Background Child survival and women’s empowerment are global public health concerns and important sustainable development goals (SDGs). Low- and middle-income countries (LMICs) have the largest burden of both phenomena. The aim of this study is to investigate a measure of women’s empowerment at individual and population levels and its potential associations with neonatal, infant and under-5 mortality at national and regional levels in 59 LMICs.

Methods We used pooled population-based cross-sectional surveys from 59 LMICs (n=6 12 529) conducted from 2000 to 2015 using standardised protocols. We constructed individual-level women’s empowerment index (ILWEI) and population-level women’s empowerment index (PLWEI) for LMICs and investigated the potential associations of these measures with neonatal, infant and under-5 mortality using two-stage random-effect individual participant data (IPD) meta-analysis.

Results The pooled neonatal mortality rate was 24 per 1000 live births. Infant and under-5 mortality rates were 43 and 55/1000 live births, respectively. In the pooled sample, 61.6% and 19.9% of women had autonomy regarding their healthcare and household decision-making, respectively, whereas 56.0% rejected domestic violence against women for any reason. IPD meta-analysis showed that children of women with low ILWEI had a higher risk of neonatal (OR: 1.18, 95% CI 1.14 to 1.22), infant (OR: 1.12, 95% CI 1.08 to 1.17) and under-5 (OR: 1.12, 95% CI 1.07 to 1.18) mortality compared with children of high ILWEI. Similar relationships were found across most of the regions as well as between PLWEI and all the three outcomes.

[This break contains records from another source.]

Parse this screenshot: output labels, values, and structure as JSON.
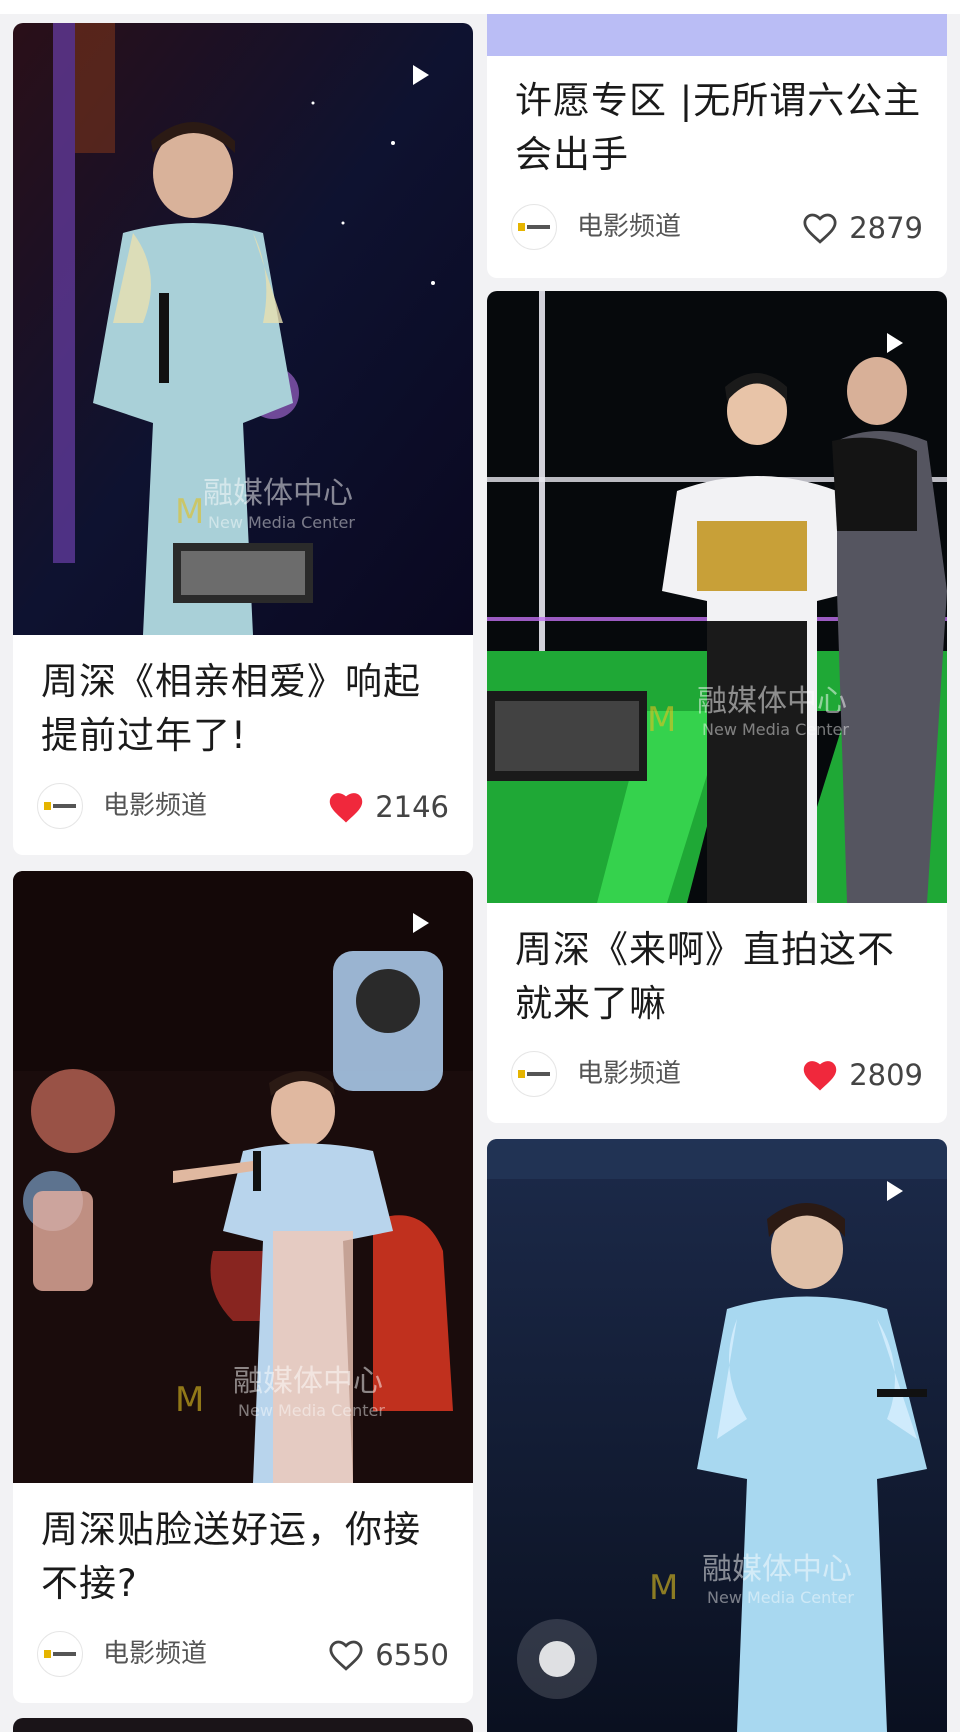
{
  "colors": {
    "page_bg": "#f2f2f4",
    "like_red": "#f0283c",
    "header_strip": "#babdf5"
  },
  "feed": {
    "left": [
      {
        "title": "周深《相亲相爱》响起提前过年了!",
        "author": "电影频道",
        "likes": "2146",
        "liked": true,
        "thumbnail_icon": "play-icon",
        "watermark": "融媒体中心 New Media Center"
      },
      {
        "title": "周深贴脸送好运，你接不接?",
        "author": "电影频道",
        "likes": "6550",
        "liked": false,
        "thumbnail_icon": "play-icon",
        "watermark": "融媒体中心 New Media Center"
      }
    ],
    "right": [
      {
        "title": "许愿专区 |无所谓六公主会出手",
        "author": "电影频道",
        "likes": "2879",
        "liked": false
      },
      {
        "title": "周深《来啊》直拍这不就来了嘛",
        "author": "电影频道",
        "likes": "2809",
        "liked": true,
        "thumbnail_icon": "play-icon",
        "watermark": "融媒体中心 New Media Center"
      },
      {
        "thumbnail_icon": "play-icon",
        "watermark": "融媒体中心 New Media Center"
      }
    ]
  }
}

Conclusions Women’s empowerment at individual and population levels is associated with neonatal, infant and under-5 mortality in LMICs. Our study underscores the importance of women’s empowerment in accelerating progress towards the attainment of the SDG targets for child survival in LMICs. Multi-sectoral and concerted efforts are necessary to eliminate preventable child mortality in these countries.

  • women’s empowerment
  • neonatal mortality
  • infant mortality
  • under-5 mortality
  • meta-analysis
  • low/middle-income countries
http://creativecommons.org/licenses/by-nc/4.0/

This is an open access article distributed in accordance with the Creative Commons Attribution Non Commercial (CC BY-NC 4.0) license, which permits others to distribute, remix, adapt, build upon this work non-commercially, and license their derivative works on different terms, provided the original work is properly cited, appropriate credit is given, any changes made indicated, and the use is non-commercial. See: http://creativecommons.org/licenses/by-nc/4.0/.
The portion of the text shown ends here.